There was drama around and behind Charrandass Persaud on the night of December 21st when he cast his controversial vote that saw the government fall.
Aside from nudging and hits from MPs on either side there were also audible warnings of death and several men moved menacingly behind him in the minutes that followed.
Government Parliamentarian Jennifer Wade has declined to comment on the claim made by Persaud that she threatened his life following his vote on December 21.
Persaud who voted in favour of an opposition-sponsored no-confidence motion has declared that following the vote he contacted the Canadian High Commission for protection because he was afraid for his life.
“I was afraid to be alone because of the threat I received in parliament by parliamentarians. The voice of Jennifer Wade was clear to me. I heard her saying `Charrandass you gon dead tonight’. Derek Basdeo, who is an AFC supporter… he came over and asked ‘what the (expletive) you doing?’ I had a right to be afraid”, he told this newspaper in an interview.
This is the second time Persaud has identified Wade as having threatened him, the first was during his December 26 Facebook Video where he defended his actions.
Just before Parliamentarian Volda Lawrence rose to unsuccessfully request that Speaker Dr Barton Scotland grant a two-minute time-out after Persaud’s vote, a female member of the Government side of House is heard saying “Charrandass you gon dead tonight.” As the cameras were focused on Lawrence there is no clear view of the member but Persaud has been consistent in identifying Wade.
This newspaper approached Wade during the dinner break at the last sitting for a response to the accusation but was told that she was not yet prepared to comment.
“I’ll talk about it at the next sitting,” she said in response to questions on the matter. The next sitting of the National Assembly has not been scheduled. According to sources at Parliament Office Prime Minister Moses Nagamootoo who directs government activity in the House has not communicated a date for the next sitting.
Dereck Basdeo meanwhile has said that he did tell Persaud something he “shouldn’t have.”
“I was in a passion and knowing that I know the guy from Region 6. I dealt with him, I campaigned with him in 2011 and 2015. I’m with the AFC since 2005 and for all that blood and sweat coming back to Guyana from the US and for all that time spent you got a guy who didn’t do half as much…he’s like a snake,” a frustrated Basdeo told the Sunday Stabroek.
He further noted that he spent December 21 with Persaud and saw no indication that he was dissatisfied.
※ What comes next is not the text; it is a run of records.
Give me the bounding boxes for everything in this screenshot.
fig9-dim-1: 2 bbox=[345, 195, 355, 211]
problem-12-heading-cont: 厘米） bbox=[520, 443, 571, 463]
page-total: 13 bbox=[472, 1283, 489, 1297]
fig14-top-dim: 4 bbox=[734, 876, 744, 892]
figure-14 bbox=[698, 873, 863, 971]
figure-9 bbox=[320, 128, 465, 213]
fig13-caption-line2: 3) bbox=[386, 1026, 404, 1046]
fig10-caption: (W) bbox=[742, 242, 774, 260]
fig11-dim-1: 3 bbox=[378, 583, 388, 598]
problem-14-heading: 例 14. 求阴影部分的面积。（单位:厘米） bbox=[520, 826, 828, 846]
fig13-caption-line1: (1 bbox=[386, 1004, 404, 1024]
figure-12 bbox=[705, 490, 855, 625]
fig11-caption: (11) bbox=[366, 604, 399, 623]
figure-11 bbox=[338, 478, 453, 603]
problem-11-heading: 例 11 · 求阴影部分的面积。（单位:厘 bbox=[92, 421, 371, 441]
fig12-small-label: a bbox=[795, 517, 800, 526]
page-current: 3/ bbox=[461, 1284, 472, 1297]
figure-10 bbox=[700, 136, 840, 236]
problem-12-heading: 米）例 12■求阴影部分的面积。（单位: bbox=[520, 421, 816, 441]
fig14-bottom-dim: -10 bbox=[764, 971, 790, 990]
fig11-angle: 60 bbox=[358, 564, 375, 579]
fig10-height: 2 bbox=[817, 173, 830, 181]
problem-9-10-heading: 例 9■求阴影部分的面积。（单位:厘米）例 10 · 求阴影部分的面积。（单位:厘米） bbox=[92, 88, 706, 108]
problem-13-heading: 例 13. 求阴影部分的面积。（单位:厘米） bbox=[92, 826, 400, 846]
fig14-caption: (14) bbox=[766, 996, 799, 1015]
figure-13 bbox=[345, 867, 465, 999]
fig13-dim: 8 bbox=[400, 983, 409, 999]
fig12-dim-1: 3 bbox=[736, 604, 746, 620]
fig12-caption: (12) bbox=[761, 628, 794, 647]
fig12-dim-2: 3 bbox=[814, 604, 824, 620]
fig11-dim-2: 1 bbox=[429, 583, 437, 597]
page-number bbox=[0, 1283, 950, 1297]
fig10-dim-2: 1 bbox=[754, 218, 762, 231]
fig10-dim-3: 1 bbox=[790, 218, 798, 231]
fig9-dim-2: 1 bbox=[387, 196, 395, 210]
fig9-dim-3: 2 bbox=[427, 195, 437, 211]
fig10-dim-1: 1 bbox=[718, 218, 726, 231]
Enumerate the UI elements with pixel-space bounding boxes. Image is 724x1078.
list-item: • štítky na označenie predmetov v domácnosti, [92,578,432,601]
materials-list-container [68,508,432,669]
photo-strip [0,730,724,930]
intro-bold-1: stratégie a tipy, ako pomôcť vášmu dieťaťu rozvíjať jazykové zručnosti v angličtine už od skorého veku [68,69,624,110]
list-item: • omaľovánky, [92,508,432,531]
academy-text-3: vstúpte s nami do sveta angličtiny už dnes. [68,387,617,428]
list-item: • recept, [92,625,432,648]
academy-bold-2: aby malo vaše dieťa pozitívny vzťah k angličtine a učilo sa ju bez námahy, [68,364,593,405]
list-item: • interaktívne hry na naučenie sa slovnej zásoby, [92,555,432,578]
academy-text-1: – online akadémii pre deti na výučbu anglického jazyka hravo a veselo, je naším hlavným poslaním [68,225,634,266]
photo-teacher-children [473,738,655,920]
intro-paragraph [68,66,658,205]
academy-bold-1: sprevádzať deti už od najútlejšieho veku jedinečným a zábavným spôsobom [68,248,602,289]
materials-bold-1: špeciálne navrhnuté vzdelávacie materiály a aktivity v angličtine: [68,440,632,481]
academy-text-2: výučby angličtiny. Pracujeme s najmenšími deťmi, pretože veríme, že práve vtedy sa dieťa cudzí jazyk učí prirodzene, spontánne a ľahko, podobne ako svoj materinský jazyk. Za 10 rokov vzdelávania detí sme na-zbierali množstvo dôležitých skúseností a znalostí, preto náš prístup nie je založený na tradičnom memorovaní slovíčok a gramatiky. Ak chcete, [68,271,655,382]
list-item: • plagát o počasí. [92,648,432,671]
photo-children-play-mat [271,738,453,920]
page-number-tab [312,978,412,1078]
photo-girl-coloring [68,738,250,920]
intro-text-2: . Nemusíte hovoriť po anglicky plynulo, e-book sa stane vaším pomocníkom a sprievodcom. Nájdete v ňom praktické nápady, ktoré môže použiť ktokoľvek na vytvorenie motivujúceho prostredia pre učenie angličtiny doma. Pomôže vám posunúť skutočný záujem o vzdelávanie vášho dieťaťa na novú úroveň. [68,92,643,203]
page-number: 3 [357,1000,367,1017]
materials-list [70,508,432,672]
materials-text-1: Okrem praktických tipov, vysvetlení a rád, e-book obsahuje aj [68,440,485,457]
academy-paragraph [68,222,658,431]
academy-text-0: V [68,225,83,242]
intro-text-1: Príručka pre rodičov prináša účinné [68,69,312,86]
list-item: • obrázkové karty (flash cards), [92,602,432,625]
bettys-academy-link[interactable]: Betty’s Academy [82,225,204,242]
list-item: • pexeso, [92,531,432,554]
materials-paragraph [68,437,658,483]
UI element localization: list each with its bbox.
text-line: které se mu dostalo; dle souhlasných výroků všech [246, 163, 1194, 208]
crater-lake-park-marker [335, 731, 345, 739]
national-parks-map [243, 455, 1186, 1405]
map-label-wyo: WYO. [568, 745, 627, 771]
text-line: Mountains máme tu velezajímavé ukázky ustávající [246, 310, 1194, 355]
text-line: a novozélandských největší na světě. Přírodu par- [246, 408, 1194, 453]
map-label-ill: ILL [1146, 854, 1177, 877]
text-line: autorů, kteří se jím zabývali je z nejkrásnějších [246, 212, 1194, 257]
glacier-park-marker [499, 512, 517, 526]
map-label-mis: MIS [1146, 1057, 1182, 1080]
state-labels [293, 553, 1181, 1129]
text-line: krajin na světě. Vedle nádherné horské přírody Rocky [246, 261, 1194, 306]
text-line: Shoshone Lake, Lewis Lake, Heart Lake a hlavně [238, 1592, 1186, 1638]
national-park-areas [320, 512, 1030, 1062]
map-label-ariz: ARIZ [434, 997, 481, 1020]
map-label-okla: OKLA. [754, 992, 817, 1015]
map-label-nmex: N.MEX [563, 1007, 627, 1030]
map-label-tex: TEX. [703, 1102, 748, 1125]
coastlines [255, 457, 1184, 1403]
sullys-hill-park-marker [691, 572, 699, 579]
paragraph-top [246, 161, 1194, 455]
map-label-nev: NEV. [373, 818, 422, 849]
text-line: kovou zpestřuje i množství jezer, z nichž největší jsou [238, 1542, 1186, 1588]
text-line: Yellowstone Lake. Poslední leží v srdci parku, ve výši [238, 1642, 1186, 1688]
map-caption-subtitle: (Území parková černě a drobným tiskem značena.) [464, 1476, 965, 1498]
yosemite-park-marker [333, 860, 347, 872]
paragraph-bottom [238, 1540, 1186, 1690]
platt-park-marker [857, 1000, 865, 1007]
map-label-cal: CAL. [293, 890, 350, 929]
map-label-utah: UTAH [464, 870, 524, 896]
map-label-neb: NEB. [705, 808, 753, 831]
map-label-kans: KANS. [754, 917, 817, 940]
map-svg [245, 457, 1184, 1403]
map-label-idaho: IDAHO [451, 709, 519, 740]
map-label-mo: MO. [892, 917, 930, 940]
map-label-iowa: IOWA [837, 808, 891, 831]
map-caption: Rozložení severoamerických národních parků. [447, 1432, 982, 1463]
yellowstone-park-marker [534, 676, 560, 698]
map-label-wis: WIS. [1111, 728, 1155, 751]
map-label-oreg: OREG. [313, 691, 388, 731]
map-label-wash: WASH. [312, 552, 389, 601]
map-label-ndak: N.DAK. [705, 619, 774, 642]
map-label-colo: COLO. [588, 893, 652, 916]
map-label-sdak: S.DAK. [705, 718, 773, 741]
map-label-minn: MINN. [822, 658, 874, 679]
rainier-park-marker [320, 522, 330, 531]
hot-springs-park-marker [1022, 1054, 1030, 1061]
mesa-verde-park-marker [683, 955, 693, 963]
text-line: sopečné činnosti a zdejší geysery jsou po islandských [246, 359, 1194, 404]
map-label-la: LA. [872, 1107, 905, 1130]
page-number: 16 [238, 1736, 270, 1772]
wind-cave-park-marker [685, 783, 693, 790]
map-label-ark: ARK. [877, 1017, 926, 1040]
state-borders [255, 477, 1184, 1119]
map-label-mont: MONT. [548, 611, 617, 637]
“I walked with him in the hallway twice that day. We discussed him being sick, he wanted some Claritin and one of the ushers here went and got him that. He was sweating profusely and his eyes were red. I asked him about that and he said he didn’t sleep the night before. So I said why you don’t go into the lounge and take a rest. He said nah he gah go in dey he got important things to do,” Basdeo added.
In addition to Basdeo and possibly Wade the record of the sitting shows Parliamentarians Jermaine Figueira and Hemraj Rajkumar who sat next to Persaud hitting him on his arms as well as imploring him in colourful language to change his vote. Figueira has since apologized for his use of unwelcomed Parliamentary language. He has also denied Persaud’s accusation that he assaulted him in a manner which caused bodily harm, highlighting that in the video of the sitting that he hit Persaud once on his arm nowhere close to his ribs which he claimed were bruised.
As this drama unfolded on the floor, several men repeatedly entered and exited the public gallery pausing in the vicinity of Persaud’s seat in a manner described by some as menacing. At least one of these men is later seen walking behind Persaud as he enters a waiting vehicle flanked by PPP/C businessman Peter Ramsaroop.
Both Persaud and Ramsaroop have admitted to having planned his exit following the vote.
Persaud explained that he had told Ramsaroop of his plans to vote in favour of the No-Confidence Motion and asked for his assistance in getting security so he could leave after the vote because he did not trust the security services offered by the Public Security Minister. He added that after he left parliament he made a call to the Canadian High Commission, told them that he feared his life and was in danger and asked for help.
“I do not remember the name of the officer I spoke with. It was a woman. She asked me if I was a Canadian citizen and if I feared my life was in danger. I told her yes to both but she asked about three questions. She told me to come to the embassy and that is when we went there. When I got there a … man came with me to the airport and waited until I boarded the flight,” he said.